In the following section a definition is given followed by some claims.
Is the theory valid?
My work
I am interested in the foundations of math and have thought about concepts like Dedekind-infinite set. In the first paragraph of the wikipedia article on the subject you'll find the sentence
Proposed by Dedekind in 1888, Dedekind-infiniteness was the first definition of "infinite" that did not rely on the definition of the natural numbers.
The definitions/theory below also does not rely on the construction of the natural numbers.
Also, if the ideas are sound and there are already extant expositions of the theory, please provide some references.
Let the function $f: X \to X$ be a given (set) endomorphsim defined on the set $X$.
If $x \in X$ there is a minimal set $\tau^f_x(X) \subset X$ satisfying the following two conditions,
$\tag 1 x \in \tau^f_x(X) $
$\tag 2 \displaystyle \text{The restriction, } f^{\tau}_x \text{, of } f \text{ to } \tau^f_x(X) \text{ defines an endomorphsim } f^{\tau}_x:\tau^f_x(X) \to \tau^f_x(X)$
A set $X$ is said to be $\text{cc-cyclic}$ if there exists a function $f: X \to X$ satisfying
$\quad \forall \, x \in X, \; f^{\tau}_x = f$
The function $f$ is then said to be a complete closed-chain cycle for $X$.
Puzzle Spoiler: If this theory is correct a well known six letter adjective can also be used to describe the $\text{cc-cyclic}$ set $X$.
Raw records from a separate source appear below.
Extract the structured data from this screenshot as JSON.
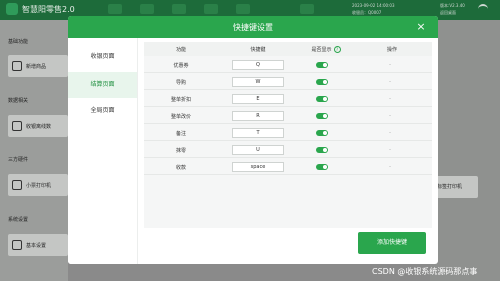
{
  "app": {
    "name": "智慧阳零售2.0",
    "header_info": [
      "2023-09-02 14:00:03",
      "收银员：Q0007",
      "版本:V2.3.40",
      "返回桌面"
    ],
    "accent": "#2aa64d"
  },
  "sidebar_bg": {
    "sections": [
      {
        "title": "基础功能",
        "item": "新增商品"
      },
      {
        "title": "数据相关",
        "item": "收银离线数"
      },
      {
        "title": "三方硬件",
        "item": "小票打印机"
      },
      {
        "title": "系统设置",
        "item": "基本设置"
      }
    ],
    "right_button": "标签打印机"
  },
  "modal": {
    "title": "快捷键设置",
    "close_icon": "×",
    "tabs": [
      {
        "label": "收银页面",
        "active": false
      },
      {
        "label": "结算页面",
        "active": true
      },
      {
        "label": "全局页面",
        "active": false
      }
    ],
    "columns": [
      "功能",
      "快捷键",
      "是否显示",
      "操作"
    ],
    "help_icon": "?",
    "rows": [
      {
        "func": "优惠券",
        "key": "Q",
        "show": true,
        "op": "-"
      },
      {
        "func": "导购",
        "key": "W",
        "show": true,
        "op": "-"
      },
      {
        "func": "整单折扣",
        "key": "E",
        "show": true,
        "op": "-"
      },
      {
        "func": "整单改价",
        "key": "R",
        "show": true,
        "op": "-"
      },
      {
        "func": "备注",
        "key": "T",
        "show": true,
        "op": "-"
      },
      {
        "func": "抹零",
        "key": "U",
        "show": true,
        "op": "-"
      },
      {
        "func": "收款",
        "key": "space",
        "show": true,
        "op": "-"
      }
    ],
    "add_button": "添加快捷键"
  },
  "watermark": "CSDN @收银系统源码那点事"
}
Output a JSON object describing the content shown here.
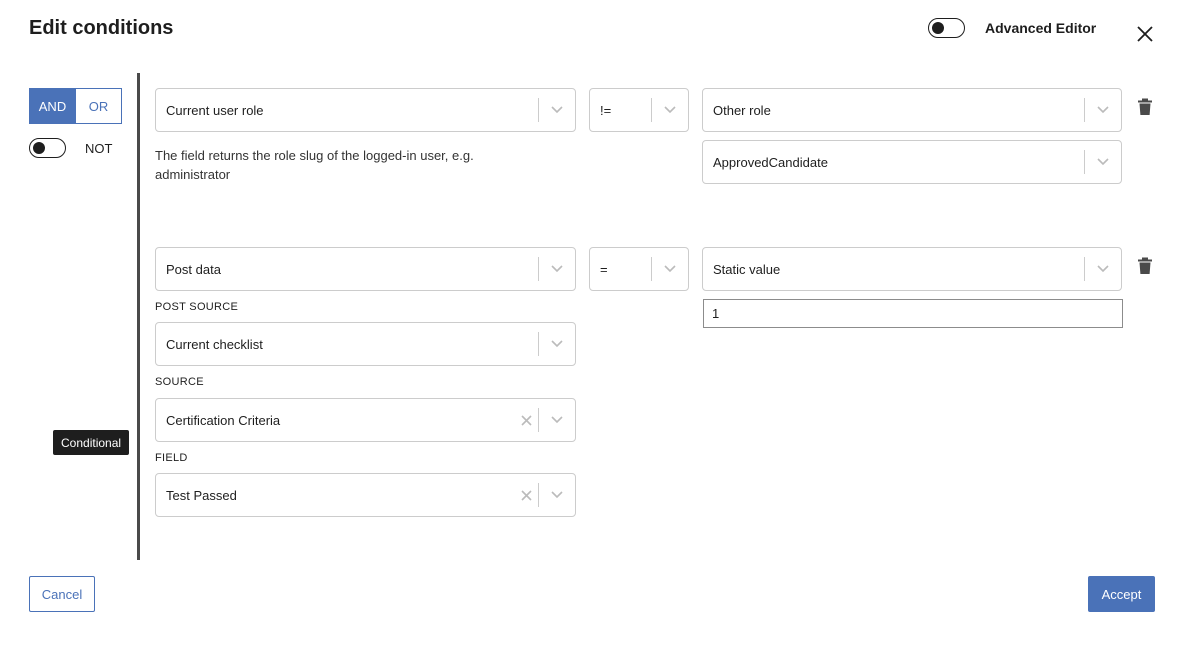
{
  "header": {
    "title": "Edit conditions",
    "advanced_editor_label": "Advanced Editor",
    "advanced_editor_on": false,
    "close_icon": "close-icon"
  },
  "logic": {
    "and_label": "AND",
    "or_label": "OR",
    "selected": "AND",
    "not_label": "NOT",
    "not_on": false
  },
  "conditions": [
    {
      "field": "Current user role",
      "operator": "!=",
      "value_type": "Other role",
      "value": "ApprovedCandidate",
      "help_text": "The field returns the role slug of the logged-in user, e.g. administrator",
      "delete_icon": "trash-icon"
    },
    {
      "field": "Post data",
      "operator": "=",
      "value_type": "Static value",
      "value": "1",
      "post_source_label": "POST SOURCE",
      "post_source": "Current checklist",
      "source_label": "SOURCE",
      "source": "Certification Criteria",
      "field_label": "FIELD",
      "field_value": "Test Passed",
      "delete_icon": "trash-icon"
    }
  ],
  "tooltip": "Conditional",
  "footer": {
    "cancel_label": "Cancel",
    "accept_label": "Accept"
  },
  "colors": {
    "accent": "#4a72b8",
    "text": "#1e1e1e",
    "border": "#cccccc"
  }
}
Claim 1: Induction can be performed on a $\text{cc-cyclic}$ set $X$; here you can start the base case at any element $x_0 \in X$.
Claim 2: The recursion theorem construction technique can be applied (with a simple adaption) to a $\text{cc-cyclic}$ set $X$; here you can begin the functional recursion at any element $x_0 \in X$.
Claim 3: A function that is a complete closed-chain cycle for a set is also a bijection.
Claim 4: Every subset of $\text{cc-cyclic}$ set is also a $\text{cc-cyclic}$ set.
Best Answer
Okay, with your edits today, it makes more sense.
$\tau_x^f$ is sometimes called the orbit of $x$ under $f$ (the "$(X)$" part of the notation is redundant, since $X$ is the domain and codomain of $f$). The condition $f_x^\tau = f$ implies $\tau_x^f = X$.
With that recognition, the inductive principle can be easily proven. Let $Q = \{x \in X\mid P(x)\text{ is true}\}$. Then $x_0 \in Q$ and by the induction hypothesis $f(Q) \subset Q$. Ergo, $\tau_{x_0}^f \subset Q$ by its definition. But since $\tau_{x_0}^f = X$ that gives $Q = X$, or equivalently, for all $x \in X, P(x)$ is true.